Da es in der riesigen Metropole kaum abkühlt, ist die Nacht nicht sehr erholsam. Das extrem stark gechlorte Wasser, das am Morgen lauwarm aus den Hähnen dümpelt, schafft es auch nicht, meine Lebensgeister zu wecken.
Zuerst steht die Besichtigung der Akropolis auf dem Programm. In der Morgenluft gefällt mir die Stadt schon besser als am Vortag. Die Temperatur steigt aber so schnell an, dass wir bereits beim Aufstieg auf den Felshügel der Stadtburg zu schwitzen beginnen. Trotz der auf dem schattenlosen Plateau gnadenlos brennenden Vormittagssonne ist der Besuch der Akropolis lohnenswert, ein Eindruck, den ich mit einer Unzahl von Touristen hier oben teile. Vor allem das gigantische, alles beherrschende Parthenon und der elegante Tempel der Athenae Nike tun es mir an.
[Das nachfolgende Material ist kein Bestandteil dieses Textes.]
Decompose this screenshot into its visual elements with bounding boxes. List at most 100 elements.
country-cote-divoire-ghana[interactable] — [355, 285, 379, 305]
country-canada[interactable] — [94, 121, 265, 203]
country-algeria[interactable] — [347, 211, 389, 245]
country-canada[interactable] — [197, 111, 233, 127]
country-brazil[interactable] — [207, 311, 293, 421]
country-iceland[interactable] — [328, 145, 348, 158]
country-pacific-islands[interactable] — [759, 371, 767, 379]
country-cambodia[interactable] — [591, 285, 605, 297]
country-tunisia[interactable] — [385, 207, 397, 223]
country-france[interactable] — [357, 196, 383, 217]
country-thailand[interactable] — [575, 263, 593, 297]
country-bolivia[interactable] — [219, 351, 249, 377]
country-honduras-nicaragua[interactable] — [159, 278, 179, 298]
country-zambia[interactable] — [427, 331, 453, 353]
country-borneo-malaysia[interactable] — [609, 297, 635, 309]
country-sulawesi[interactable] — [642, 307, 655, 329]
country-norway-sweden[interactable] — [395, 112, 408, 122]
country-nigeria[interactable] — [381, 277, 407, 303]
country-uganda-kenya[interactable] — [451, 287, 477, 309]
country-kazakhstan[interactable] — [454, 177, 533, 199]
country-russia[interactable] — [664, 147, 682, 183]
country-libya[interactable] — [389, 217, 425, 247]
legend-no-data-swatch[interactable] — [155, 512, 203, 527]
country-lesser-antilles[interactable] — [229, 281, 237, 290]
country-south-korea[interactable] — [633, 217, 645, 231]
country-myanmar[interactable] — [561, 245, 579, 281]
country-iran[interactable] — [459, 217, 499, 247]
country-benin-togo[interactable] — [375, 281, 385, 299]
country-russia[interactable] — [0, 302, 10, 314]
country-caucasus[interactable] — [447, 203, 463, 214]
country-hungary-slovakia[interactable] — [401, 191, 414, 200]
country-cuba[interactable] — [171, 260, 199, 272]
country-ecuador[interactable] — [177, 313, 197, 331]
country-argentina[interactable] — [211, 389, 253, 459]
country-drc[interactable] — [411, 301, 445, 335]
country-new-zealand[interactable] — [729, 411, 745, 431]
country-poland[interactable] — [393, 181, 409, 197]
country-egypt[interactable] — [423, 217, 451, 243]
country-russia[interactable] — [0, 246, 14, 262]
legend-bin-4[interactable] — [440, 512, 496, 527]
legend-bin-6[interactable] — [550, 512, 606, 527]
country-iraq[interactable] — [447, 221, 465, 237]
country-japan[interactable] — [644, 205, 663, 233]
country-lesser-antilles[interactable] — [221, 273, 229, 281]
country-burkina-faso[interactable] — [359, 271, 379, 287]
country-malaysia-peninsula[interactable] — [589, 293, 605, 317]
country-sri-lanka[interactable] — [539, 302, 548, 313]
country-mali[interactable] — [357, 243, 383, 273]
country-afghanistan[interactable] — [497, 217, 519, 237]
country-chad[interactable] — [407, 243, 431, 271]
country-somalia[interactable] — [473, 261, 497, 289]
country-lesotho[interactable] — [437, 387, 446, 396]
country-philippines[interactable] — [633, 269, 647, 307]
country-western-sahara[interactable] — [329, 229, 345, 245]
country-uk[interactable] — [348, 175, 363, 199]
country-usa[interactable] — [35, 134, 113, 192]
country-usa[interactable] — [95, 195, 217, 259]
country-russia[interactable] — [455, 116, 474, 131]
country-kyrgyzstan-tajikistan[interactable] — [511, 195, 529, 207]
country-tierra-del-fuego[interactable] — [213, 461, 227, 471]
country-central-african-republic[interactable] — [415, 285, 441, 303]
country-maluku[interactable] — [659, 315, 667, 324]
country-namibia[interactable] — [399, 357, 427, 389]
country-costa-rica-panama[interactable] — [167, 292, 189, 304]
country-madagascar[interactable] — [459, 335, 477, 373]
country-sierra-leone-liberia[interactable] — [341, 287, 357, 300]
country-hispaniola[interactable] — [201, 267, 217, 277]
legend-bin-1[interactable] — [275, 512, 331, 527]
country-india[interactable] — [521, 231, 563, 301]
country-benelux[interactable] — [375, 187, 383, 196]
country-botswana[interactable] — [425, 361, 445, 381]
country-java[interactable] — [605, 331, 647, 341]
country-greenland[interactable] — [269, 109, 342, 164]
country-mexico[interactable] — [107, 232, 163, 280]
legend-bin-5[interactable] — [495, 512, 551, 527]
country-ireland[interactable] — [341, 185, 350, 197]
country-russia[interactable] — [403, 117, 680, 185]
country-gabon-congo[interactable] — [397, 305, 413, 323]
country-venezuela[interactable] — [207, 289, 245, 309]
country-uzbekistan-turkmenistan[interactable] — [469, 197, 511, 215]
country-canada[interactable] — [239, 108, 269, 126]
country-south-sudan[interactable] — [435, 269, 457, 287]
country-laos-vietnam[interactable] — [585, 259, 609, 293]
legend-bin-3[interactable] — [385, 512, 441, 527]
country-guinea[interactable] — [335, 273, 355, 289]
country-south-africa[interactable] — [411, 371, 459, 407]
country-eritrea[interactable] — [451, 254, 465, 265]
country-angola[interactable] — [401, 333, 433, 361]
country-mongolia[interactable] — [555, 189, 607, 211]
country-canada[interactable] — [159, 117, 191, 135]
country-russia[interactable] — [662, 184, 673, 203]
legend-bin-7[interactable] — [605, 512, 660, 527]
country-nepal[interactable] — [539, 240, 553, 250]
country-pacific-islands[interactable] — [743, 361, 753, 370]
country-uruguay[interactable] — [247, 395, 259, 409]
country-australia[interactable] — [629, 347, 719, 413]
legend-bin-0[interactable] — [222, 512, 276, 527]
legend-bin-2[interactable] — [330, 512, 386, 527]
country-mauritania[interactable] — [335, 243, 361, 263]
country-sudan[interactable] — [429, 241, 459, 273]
Auch die Aussicht über die Stadt, die sich nach Norden und Süden bis zum Horizont erstreckt, lässt mich nicht kalt.
Nach der Besichtigung und einer kleinen Erholungspause am Fuße des Hügels folgt ein Stadtrundgang mit einigen obligatorischen und manch unerwarteten Sehenswürdigkeiten. Besonders fasziniert hat mich das Zeremoniell der traditionellen Wachablösung der Evzonen vor dem Parlament.
Athen ist chaotisch, laut, heiß und stickig und der Rundgang in der Hitze schlaucht uns alle. Als wir schließlich auf dem Weg zum Bahnhof unser Reiseproviant einkaufen wollen, wird uns plötzlich bitter bewusst, dass der 15. August ist: Maria Himmelfahrt. In Griechenland ist heute einer der höchsten Feiertage des Jahres, und selbst in einer Weltstadt wie Athen sind alle Geschäfte und Märkte geschlossen. Nur die Kioske haben offen, doch leider ist dort die Auswahl an Lebensmitteln, die als Proviant für eine zweitägige Zugfahrt geeignet wären, sehr begrenzt. In unserer Not decken wir uns vor allem mit diversem Gebäck und Keksen sowie Wasser ein.
Der letzte Sonnenuntergang in Griechenland ist ein würdiger Abschied: Die gesamte thessalische Ebene ist in ein feuerrotes Licht getaucht: Wunderschön! Im holzvertäfelten Speisewagen - vermutlich ein Relikt aus der glorreichen Zeit des Orient-Express - erleben wir auf schockierende Weise den unverkrampften Umgang des einfachen Griechen mit dem Thema Umweltsch(m)utz: Mülleimer sind in den Wagen nicht vorhanden, die leeren Getränkedosen werden durch die offenen Fenster einfach in die Landschaft entsorgt. Wohlgemerkt: Nicht von uns, sondern vom offiziellen Zugpersonal!